On 2019-07-31 6:47 p.m., Douglas Gilbert wrote:
> On 2019-07-24 4:38 p.m., Guenter Roeck wrote:
>> When instantiating tcpm on an NXP OM 13588 board with NXP PTN5110,
>> the following crash is seen when writing into the 'preferred_role'
>> sysfs attribute.
>>
>> Unable to handle kernel NULL pointer dereference at virtual address 00000028
>> pgd = f69149ad
>> [00000028] *pgd=00000000
>> Internal error: Oops: 5 [#1] THUMB2
>> Modules linked in: tcpci tcpm
>> CPU: 0 PID: 1882 Comm: bash Not tainted 5.1.18-sama5-armv7-r2 #4
>> Hardware name: Atmel SAMA5
>> PC is at tcpm_try_role+0x3a/0x4c [tcpm]
>> LR is at tcpm_try_role+0x15/0x4c [tcpm]
>> pc : [<bf8000e2>]    lr : [<bf8000bd>]    psr: 60030033
>> sp : dc1a1e88  ip : c03fb47d  fp : 00000000
>> r10: dc216190  r9 : dc1a1f78  r8 : 00000001
>> r7 : df4ae044  r6 : dd032e90  r5 : dd1ce340  r4 : df4ae054
>> r3 : 00000000  r2 : 00000000  r1 : 00000000  r0 : df4ae044
>> Flags: nZCv  IRQs on  FIQs on  Mode SVC_32  ISA Thumb  Segment none
>> Control: 50c53c7d  Table: 3efec059  DAC: 00000051
>> Process bash (pid: 1882, stack limit = 0x6a6d4aa5)
>> Stack: (0xdc1a1e88 to 0xdc1a2000)
>> 1e80:                   dd05d808 dd1ce340 00000001 00000007 dd1ce340 c03fb4a7
>> 1ea0: 00000007 00000007 dc216180 00000000 00000000 c01e1e03 00000000 00000000
>> 1ec0: c0907008 dee98b40 c01e1d5d c06106c4 00000000 00000000 00000007 c0194e8b
>> 1ee0: 0000000a 00000400 00000000 c01a97db dc22bf00 ffffe000 df4b6a00 df745900
>> 1f00: 00000001 00000001 000000dd c01a9c2f 7aeab3be c0907008 00000000 dc22bf00
>> 1f20: c0907008 00000000 00000000 00000000 00000000 7aeab3be 00000007 dee98b40
>> 1f40: 005dc318 dc1a1f78 00000000 00000000 00000007 c01969f7 0000000a c01a20cb
>> 1f60: dee98b40 c0907008 dee98b40 005dc318 00000000 c0196b9b 00000000 00000000
>> 1f80: dee98b40 7aeab3be 00000074 005dc318 b6f3bdb0 00000004 c0101224 dc1a0000
>> 1fa0: 00000004 c0101001 00000074 005dc318 00000001 005dc318 00000007 00000000
>> 1fc0: 00000074 005dc318 b6f3bdb0 00000004 00000007 00000007 00000000 00000000
>> 1fe0: 00000004 be800880 b6ed35b3 b6e5c746 60030030 00000001 00000000 00000000
>> [<bf8000e2>] (tcpm_try_role [tcpm]) from [<c03fb4a7>] 

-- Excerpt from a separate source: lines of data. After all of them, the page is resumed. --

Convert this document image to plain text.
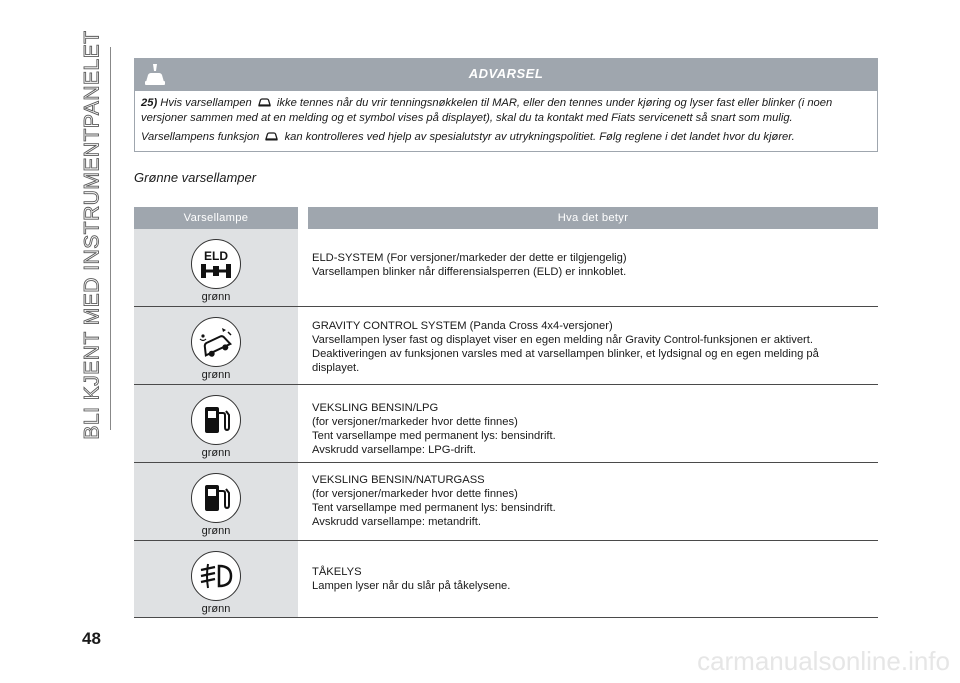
BLI KJENT MED INSTRUMENTPANELET	ADVARSEL

25) Hvis varsellampen ikke tennes når du vrir tenningsnøkkelen til MAR, eller den tennes under kjøring og lyser fast eller blinker (i noen versjoner sammen med at en melding og et symbol vises på displayet), skal du ta kontakt med Fiats servicenett så snart som mulig.

Varsellampens funksjon kan kontrolleres ved hjelp av spesialutstyr av utrykningspolitiet. Følg reglene i det landet hvor du kjører.

Grønne varsellamper
Varsellampe		Hva det betyr

ELD
grønn		ELD-SYSTEM (For versjoner/markeder der dette er tilgjengelig)
Varsellampen blinker når differensialsperren (ELD) er innkoblet.

grønn		GRAVITY CONTROL SYSTEM (Panda Cross 4x4-versjoner)
Varsellampen lyser fast og displayet viser en egen melding når Gravity Control-funksjonen er aktivert.
Deaktiveringen av funksjonen varsles med at varsellampen blinker, et lydsignal og en egen melding på
displayet.

grønn		VEKSLING BENSIN/LPG
(for versjoner/markeder hvor dette finnes)
Tent varsellampe med permanent lys: bensindrift.
Avskrudd varsellampe: LPG-drift.

grønn		VEKSLING BENSIN/NATURGASS
(for versjoner/markeder hvor dette finnes)
Tent varsellampe med permanent lys: bensindrift.
Avskrudd varsellampe: metandrift.

grønn		TÅKELYS
Lampen lyser når du slår på tåkelysene.
48
carmanualsonline.info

>> (preferred_role_store+0x2b/0x5c)
>> [<c03fb4a7>] (preferred_role_store) from [<c01e1e03>] 
>> (kernfs_fop_write+0xa7/0x150)
>> [<c01e1e03>] (kernfs_fop_write) from [<c0194e8b>] (__vfs_write+0x1f/0x104)
>> [<c0194e8b>] (__vfs_write) from [<c01969f7>] (vfs_write+0x6b/0x104)

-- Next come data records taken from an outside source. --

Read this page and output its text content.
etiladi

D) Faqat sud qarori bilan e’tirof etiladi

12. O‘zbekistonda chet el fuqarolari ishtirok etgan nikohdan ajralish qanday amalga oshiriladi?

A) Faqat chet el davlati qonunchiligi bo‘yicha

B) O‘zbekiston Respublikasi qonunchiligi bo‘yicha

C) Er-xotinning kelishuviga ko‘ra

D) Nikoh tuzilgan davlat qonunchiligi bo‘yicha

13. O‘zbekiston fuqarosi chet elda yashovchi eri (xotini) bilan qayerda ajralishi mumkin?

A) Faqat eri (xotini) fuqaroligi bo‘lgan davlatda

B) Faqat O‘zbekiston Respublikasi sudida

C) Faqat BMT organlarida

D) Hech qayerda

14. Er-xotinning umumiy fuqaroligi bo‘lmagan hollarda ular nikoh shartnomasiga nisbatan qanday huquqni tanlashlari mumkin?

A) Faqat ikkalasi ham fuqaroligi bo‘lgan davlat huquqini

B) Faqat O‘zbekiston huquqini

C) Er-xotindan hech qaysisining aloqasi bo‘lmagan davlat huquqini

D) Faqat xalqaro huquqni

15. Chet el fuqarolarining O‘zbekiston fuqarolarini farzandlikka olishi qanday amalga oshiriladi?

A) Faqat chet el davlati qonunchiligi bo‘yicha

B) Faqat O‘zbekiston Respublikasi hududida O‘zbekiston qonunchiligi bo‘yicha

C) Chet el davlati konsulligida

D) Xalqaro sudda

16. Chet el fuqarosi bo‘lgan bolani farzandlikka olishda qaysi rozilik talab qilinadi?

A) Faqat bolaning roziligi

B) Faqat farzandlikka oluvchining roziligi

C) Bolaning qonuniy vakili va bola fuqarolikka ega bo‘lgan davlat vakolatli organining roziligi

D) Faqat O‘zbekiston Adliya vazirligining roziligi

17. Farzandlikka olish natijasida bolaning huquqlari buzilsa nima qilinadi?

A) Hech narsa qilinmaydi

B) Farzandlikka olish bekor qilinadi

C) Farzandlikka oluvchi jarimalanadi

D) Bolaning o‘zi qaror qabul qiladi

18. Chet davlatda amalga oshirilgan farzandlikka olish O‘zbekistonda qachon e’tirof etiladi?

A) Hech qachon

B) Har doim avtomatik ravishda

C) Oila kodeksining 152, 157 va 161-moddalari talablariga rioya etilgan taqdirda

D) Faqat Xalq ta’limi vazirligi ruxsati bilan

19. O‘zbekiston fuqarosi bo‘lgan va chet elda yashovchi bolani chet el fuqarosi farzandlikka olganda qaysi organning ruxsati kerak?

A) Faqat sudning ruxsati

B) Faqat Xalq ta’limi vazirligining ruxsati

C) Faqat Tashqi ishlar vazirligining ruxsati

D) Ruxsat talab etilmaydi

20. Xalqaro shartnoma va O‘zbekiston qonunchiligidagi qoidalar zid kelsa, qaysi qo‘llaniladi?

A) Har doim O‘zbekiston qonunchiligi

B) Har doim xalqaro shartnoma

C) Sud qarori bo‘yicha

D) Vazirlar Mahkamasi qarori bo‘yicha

>> [<c01969f7>] (vfs_write) from [<c0196b9b>] (ksys_write+0x43/0x94)
>> [<c0196b9b>] (ksys_write) from [<c0101001>] (ret_fast_syscall+0x1/0x62)
>>
>> Since commit 96232cbc6c994 ("usb: typec: tcpm: support get typec and pd
>> config from device properties"), the 'config' pointer in struct tcpc_dev
>> is optional when registering a Type-C port. Since it is optional, we have
>> to check if it is NULL before dereferencing it.
>>
>> Reported-by: Douglas Gilbert <dgilbert@interlog.com>
>> Cc: Douglas Gilbert <dgilbert@interlog.com>
>> Fixes: 96232cbc6c994 ("usb: typec: tcpm: support get typec and pd config from 
>> device properties")
>> Signed-off-by: Guenter Roeck <linux@roeck-us.net>
>> ---
>> v2: Added missing Cc:. Sorry for the noise.
>>
>> Doug:
>>      I didn't add your Tested-by: since I added more code.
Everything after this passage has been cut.